Mystery…No. 4 Why Debt = Financial Death
The foundation of all banking is debt. The bank borrows from you at 2% in your savings account and lends it to someone for a car at 8% or for some furniture at 15% or on their credit card 22.99%. The reason debt is not death for the bank is that the bank borrows to lend and for no other reason.
The reason debt is death for most Americans is that they borrow to spend. In fact, some put the interest paid out of every personal dollar earned as high as 36 cents. That is higher in some cases than all income and payroll taxes combined.
The average person will pay almost two times the purchase price of their home in interest, will pay enough interest on automobiles to buy an extra car every ten or twelve years and might pay their credit card companies up to 2000% of the principal balance before paying off the card. Is it a wonder that the savings rate is less than 0%? This is financial suicide.
Take the example of a $1000.00 refrigerator. The manufacturer borrowed the money to build the plant and buy the parts to build it. The distributor borrowed the money to lease the warehouse to store it until s/he placed it in inventory and in the store.
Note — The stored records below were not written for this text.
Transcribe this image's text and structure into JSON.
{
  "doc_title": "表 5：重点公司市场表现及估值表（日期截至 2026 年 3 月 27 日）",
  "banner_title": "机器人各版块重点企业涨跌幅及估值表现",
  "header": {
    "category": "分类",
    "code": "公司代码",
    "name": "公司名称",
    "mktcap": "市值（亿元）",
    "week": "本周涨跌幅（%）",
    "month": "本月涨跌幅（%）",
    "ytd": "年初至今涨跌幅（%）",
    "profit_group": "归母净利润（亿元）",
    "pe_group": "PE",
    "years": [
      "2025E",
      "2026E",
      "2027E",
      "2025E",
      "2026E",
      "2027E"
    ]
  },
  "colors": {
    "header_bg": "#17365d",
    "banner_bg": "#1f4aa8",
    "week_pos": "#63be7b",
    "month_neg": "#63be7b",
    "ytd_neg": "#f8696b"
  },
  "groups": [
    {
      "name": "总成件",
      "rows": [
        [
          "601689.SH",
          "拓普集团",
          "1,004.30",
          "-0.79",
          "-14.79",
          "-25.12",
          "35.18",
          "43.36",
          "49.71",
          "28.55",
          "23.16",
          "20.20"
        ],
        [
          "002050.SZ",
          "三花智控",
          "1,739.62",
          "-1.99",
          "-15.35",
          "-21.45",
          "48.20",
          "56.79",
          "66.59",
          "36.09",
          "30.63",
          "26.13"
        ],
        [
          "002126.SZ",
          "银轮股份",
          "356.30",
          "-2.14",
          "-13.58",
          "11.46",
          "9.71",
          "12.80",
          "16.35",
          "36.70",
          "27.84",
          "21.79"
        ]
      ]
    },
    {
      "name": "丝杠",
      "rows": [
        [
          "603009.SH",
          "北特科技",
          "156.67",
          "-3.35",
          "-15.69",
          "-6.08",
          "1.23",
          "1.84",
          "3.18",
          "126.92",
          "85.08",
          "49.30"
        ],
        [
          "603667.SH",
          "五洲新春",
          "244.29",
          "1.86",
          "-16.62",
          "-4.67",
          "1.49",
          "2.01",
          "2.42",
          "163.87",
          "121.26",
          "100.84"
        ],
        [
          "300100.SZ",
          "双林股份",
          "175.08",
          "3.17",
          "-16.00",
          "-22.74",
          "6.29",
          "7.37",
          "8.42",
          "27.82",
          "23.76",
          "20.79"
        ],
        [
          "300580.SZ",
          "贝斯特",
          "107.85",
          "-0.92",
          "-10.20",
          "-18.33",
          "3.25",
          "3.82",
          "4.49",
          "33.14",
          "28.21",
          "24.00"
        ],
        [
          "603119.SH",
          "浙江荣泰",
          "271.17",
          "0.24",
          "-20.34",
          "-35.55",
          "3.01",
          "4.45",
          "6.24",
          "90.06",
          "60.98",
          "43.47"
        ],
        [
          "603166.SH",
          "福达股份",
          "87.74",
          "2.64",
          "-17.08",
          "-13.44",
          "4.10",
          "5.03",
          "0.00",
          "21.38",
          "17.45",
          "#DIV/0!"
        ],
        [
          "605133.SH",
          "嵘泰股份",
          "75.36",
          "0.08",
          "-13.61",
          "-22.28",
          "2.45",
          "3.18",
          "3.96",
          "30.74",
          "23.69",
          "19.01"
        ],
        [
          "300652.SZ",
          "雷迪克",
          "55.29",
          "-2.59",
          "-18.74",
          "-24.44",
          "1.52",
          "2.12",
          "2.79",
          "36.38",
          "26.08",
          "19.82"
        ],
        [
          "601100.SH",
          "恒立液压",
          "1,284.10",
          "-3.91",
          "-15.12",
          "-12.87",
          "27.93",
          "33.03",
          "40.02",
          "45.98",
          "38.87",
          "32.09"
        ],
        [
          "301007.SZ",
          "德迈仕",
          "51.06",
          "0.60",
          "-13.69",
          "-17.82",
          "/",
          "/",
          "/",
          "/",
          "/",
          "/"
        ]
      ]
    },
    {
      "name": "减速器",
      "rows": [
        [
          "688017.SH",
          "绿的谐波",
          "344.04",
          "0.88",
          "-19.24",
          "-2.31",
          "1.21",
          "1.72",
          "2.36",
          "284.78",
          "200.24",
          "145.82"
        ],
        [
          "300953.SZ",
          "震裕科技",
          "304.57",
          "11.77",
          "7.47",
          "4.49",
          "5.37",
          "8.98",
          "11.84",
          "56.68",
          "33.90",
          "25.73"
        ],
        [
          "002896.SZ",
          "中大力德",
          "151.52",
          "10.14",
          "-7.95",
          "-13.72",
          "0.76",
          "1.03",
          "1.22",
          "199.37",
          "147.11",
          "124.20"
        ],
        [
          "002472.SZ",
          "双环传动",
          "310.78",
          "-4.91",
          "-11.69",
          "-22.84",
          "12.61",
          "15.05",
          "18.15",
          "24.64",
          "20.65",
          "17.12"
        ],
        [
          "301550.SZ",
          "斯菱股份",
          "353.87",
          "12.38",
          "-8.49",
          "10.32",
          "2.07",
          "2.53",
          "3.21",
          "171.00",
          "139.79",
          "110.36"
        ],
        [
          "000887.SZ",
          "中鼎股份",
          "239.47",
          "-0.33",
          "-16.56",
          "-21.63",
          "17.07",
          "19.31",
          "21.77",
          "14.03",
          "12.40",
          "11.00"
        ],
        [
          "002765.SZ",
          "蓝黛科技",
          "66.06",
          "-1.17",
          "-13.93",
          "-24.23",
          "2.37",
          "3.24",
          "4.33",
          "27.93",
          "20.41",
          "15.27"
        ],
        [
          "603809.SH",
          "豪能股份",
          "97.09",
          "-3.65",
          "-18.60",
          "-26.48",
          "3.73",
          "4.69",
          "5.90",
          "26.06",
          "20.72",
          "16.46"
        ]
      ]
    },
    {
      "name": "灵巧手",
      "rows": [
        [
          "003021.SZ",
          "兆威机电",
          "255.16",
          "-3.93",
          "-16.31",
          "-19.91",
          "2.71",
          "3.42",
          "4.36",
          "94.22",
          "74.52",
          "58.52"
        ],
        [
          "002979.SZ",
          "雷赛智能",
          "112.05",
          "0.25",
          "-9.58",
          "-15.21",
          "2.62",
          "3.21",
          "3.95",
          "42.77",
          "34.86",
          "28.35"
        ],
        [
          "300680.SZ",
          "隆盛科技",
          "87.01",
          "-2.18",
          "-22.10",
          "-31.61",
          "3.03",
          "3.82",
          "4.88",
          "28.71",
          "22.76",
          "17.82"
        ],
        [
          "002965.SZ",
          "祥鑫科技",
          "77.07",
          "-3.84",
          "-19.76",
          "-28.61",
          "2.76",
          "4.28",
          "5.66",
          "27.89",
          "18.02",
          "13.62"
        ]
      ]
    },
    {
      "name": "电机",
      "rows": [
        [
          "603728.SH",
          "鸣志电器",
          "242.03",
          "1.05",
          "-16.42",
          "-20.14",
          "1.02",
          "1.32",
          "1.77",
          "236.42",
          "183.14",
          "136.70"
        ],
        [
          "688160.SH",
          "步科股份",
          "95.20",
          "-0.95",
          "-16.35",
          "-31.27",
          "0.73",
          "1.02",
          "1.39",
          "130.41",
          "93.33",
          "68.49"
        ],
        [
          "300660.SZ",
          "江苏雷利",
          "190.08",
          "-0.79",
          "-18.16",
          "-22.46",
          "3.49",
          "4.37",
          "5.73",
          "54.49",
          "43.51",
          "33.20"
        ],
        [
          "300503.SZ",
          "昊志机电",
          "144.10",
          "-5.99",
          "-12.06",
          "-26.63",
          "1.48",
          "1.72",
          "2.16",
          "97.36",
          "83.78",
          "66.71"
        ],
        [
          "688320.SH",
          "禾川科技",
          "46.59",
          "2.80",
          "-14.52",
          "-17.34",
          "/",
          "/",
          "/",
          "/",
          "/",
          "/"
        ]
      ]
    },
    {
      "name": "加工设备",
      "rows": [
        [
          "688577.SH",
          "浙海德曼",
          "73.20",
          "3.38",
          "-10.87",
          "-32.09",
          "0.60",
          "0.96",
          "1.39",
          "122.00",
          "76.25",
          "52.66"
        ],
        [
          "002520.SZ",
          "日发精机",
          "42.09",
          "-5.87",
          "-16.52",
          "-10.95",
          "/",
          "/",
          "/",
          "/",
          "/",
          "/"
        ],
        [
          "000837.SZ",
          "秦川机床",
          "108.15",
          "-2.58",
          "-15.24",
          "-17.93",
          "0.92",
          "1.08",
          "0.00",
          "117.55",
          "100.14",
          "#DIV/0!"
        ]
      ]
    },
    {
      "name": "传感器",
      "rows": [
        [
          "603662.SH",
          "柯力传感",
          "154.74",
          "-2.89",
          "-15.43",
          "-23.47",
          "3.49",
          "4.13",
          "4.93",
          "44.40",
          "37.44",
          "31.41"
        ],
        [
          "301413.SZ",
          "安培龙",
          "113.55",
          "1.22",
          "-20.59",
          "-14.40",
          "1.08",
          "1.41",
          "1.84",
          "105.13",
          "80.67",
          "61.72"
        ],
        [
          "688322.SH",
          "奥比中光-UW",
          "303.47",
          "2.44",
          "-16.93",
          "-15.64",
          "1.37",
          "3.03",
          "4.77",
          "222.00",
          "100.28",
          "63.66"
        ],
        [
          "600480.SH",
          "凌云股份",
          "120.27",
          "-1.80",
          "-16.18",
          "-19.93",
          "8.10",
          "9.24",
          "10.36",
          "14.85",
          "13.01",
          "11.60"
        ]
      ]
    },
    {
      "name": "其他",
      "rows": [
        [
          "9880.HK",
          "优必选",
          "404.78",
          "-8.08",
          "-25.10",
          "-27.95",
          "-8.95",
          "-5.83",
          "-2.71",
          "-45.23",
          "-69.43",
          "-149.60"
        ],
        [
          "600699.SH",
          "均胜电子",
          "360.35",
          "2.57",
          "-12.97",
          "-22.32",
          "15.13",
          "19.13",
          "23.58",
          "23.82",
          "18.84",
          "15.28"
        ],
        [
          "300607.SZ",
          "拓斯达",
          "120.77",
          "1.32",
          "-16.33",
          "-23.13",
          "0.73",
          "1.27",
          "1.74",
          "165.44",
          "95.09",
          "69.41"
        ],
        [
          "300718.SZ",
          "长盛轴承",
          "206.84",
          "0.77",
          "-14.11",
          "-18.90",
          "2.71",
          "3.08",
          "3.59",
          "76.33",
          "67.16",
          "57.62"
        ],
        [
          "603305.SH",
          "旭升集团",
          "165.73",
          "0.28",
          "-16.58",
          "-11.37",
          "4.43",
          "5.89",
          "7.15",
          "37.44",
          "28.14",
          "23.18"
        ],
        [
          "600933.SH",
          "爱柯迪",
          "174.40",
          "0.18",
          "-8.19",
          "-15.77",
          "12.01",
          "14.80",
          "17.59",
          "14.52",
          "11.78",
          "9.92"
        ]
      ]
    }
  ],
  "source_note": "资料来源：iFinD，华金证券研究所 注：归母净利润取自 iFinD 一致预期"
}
The trucker borrowed the money to buy the delivery truck. You borrowed the money to buy it.
Who’s making all the money? You got it - the bank. What reduction in cost would occur if each entity financed their part of the process in lieu of borrowing from the bank? Obviously you control only a small portion of that series of borrowing transactions but, if you could eliminate some or all of the 35% of your income that you pay to others as interest, your personal economy would work better for you and your family.
It’s not a bad thing that the bank - or someone - makes money from lending. Banking is essential to the economy of the world and just as essential to your personal economy. The important thing to be aware of and to remember is that you are not currently in the banking business…but you need to be in the banking business.
You need to find your way out of the Debt Paradigm - where you are a bank customer - and adopt the Money for Life Model where you are both the customer and the “bank.”[4] In The Money for Life Model, your debt is productive for you just as it is for a moneylender in the Debt Paradigm.
This does not imply that you sever your banking relationships or that the commercial bank has no place in your personal economy. There are many occasions when you may want and need strong banking relationships; when following the Money for Life Model makes you a very attractive customer of the commercial bank, and may even earn you preferred treatment and rates.
The Money for Life Model, however, transfers a major portion of your borrowing from moneylenders to your personal “bank” so that you recover the principal, interest and fees that you would otherwise pay to others.
[1] Industry designations and accomplishments demonstrate that an advisor has acquired specialized knowledge about finances. It is not an indicator that s/he has skill and wisdom…one can know all about sand castles and have the skill to build one but lack the wisdom to wait for low tide.
[2] Part of our practice is to identify and refer these kinds of professionals to our clients when appropriate.
[3] Hamlet, Act III Scene I - William Shakespeare
[4] The word “bank” in The Money for Life Model refers to any savings vehicle that you own and use as a source of borrowing and that you plan to repay as you would repay a loan from a commercial bank, credit union, etc.